Çok akıllı olarak bildiğiniz beyninizin aslında bir aptal kutusu olduğunu söylersem ne dersiniz? İtiraz ettiğinizi duyuyor gibiyim. Öyleyse şimdi lütfen söylediklerimi uygulamaya başlayın ve sonuca siz karar verin böylelikle söylediklerimin doğru olduğunu da yaşamış olursunuz. Haydi bakalım. Şimdi beyninizi keşif etme macerası başlıyor.

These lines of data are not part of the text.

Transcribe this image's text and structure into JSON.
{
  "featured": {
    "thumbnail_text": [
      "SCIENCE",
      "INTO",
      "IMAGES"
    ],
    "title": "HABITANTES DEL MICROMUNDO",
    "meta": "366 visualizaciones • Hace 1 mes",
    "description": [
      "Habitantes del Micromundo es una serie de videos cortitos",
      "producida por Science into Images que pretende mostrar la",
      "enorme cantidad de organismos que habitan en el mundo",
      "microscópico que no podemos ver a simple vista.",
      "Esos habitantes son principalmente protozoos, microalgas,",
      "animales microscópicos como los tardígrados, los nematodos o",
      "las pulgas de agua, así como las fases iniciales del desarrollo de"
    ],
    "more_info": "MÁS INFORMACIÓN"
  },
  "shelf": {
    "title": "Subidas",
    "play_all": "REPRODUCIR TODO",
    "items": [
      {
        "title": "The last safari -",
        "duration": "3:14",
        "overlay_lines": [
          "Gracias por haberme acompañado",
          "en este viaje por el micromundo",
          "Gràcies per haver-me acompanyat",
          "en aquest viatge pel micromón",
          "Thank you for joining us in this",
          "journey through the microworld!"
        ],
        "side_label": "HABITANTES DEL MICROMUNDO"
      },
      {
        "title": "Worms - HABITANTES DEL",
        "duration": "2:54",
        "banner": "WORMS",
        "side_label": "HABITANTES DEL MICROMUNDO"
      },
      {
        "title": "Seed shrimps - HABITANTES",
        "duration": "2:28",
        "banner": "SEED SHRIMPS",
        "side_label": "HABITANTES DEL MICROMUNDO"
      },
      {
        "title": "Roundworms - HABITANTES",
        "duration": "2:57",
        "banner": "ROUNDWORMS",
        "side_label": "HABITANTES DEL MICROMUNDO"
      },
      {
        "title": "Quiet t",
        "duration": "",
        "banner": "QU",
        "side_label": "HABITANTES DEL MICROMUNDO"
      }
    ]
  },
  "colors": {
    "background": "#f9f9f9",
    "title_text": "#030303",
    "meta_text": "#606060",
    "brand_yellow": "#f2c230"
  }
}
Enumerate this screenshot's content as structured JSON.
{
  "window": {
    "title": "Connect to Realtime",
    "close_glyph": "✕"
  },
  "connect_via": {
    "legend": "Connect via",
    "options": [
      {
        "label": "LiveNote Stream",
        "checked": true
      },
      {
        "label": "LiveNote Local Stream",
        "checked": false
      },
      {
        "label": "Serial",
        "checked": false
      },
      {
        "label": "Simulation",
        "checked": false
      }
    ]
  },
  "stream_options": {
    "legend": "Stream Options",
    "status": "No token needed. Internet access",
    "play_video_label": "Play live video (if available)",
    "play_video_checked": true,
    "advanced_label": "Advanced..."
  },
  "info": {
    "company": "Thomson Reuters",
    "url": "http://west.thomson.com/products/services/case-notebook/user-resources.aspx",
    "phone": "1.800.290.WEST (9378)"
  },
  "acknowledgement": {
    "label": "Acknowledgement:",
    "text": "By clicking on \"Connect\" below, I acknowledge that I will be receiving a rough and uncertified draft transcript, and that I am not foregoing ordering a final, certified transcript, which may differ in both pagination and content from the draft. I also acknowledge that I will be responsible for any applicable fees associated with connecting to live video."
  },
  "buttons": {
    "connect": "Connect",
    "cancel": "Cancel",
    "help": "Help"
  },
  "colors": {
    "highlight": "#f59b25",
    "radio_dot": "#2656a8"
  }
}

Öncelikle bir hayal kurmanızı istiyorum. Geleceğinizle ilgili, plan ve projelerinizle ilgili ne istersiniz onu kurgulayın. Görüntülere, seslere ve hislere lütfen dikkat edin. İçinizdeki duygularınızın kurmuş olduğunuz hayalle bütünleştiğini farkettiniz mi? İçinizde sevinç, huzur ya da mutluluk hislerini deneyimlediniz öyle değil mi? Peki gerçekte olan ne var, hiçbirşey. Ne oluyor da hayal kurmaya başladığınızda duygularınız gerçekleşmiş gibi bir duruma geliyor. Ne mi oluyor? Olan şey şu; siz hayal kurmaya başladığınızda o çok zeki olarak bildiğiniz beyniniz hayali gerçekmiş gibi algılıyor ve ona göre tepki veriyor. Yani kısaca beyniniz hayal ile gerçeği birbirinden ayırt edemiyor. Negatif üretmek ve negatif istasyonlarda kalmak asli görevlerinin arasında. Neden insanlar sürekli odaklanma ve konsantrasyon eksikliği sorunu yaşarlar. Biliyor musunuz? Beyinlerini nasıl yönlendirmeleri gerektiğini bilmediklerinden. En küçük bir ürün aldığımızda bile bize kullanım klavuzu verilir. Peki ya Beynimizin kullanma klavuzu nerede? Onu gerçekten kullanmasını biliyormuyuz? Hayır tamamen ona teslim olmuş durumdayız. Zamanımızın büyük bir bölümünü onunla mücadele halinde geçiriyoruz. Ancak bilmelisiniz ki onunla girmiş olduğunuz her türlü mücadeleden galip çıkacak olan odur. Neden mi? Çünkü; hayatımızın kontrolünün %99.9’u Bilinçaltı zihnimizde. Patron o. Bilinçaltınız. Beyniniz olumsuzluk ekleri olan -me ve -ma’ları dahi işleme almaz. Lütfen kırmızı etekli kızları düşünmeyin, düşünmemenizi söylemiştim. Oysaki kendinizi kırmızı etekli kızları düşünürken buldunuz. Üzülmeyin burada sizin bir suçunuz yok. Beyninizin çalışma yapısı böyle. Her bireyin özel bir beyin yapısı, algılama filtreleri, gerçekliklere bakış açıları, duygu ve davranış boyutları tamamen farklı. Şimdi size sorsam Atatürk’ün doğum tarihini biliyor musunuz? Evet dersiniz. Peki bildiğinizi nereden biliyorsunuz? Richard Bandler’ın doğum tarihini biliyor musunuz? Muhtemelen hayır o da kim diye soracaksınız. Peki bilmediğinizi nereden biliyorsunuz? Çünkü bildiğinizi gösteren görüntü, ses ve duygudan yoksunsunuz. Bu kadar basit. Temelde her birimizin beyni V(Görüntü) A(Sesler) K(Duygular-kinestetik) bütünlüğü ile çalışır. Bozulmuş bir algılama sisteminde denge yoktur. Yaşamın her alanında ister özel isterse iş dünyasında olsun asıl olan dengedir. Denge Denge ve yine Denge.
Sonuçta; bozulmuş bir algılama sisteminden kurtulmanın temeli beyninizin çalışma yapısını öğrenmek, içsel dünyanızda kopmakta olan fırtınalardan haberdar olmak, dışsal faktörle içsel duygu arasındaki akımın farkında olmak, duyguların davranışların ön habercileri olduğunu bilmektir. Yaşam dediğimiz şeyin aslında;
ETKİ ->--- davranış seçenekleri --- TEPKİ olduğunu bilerek davranırsanız istediğiniz sonuçlarla bütünleşmenin çok daha kolay olduğunu görürsünüz. Önemli olan çok çalışmak değil akıllı çalışmaktır.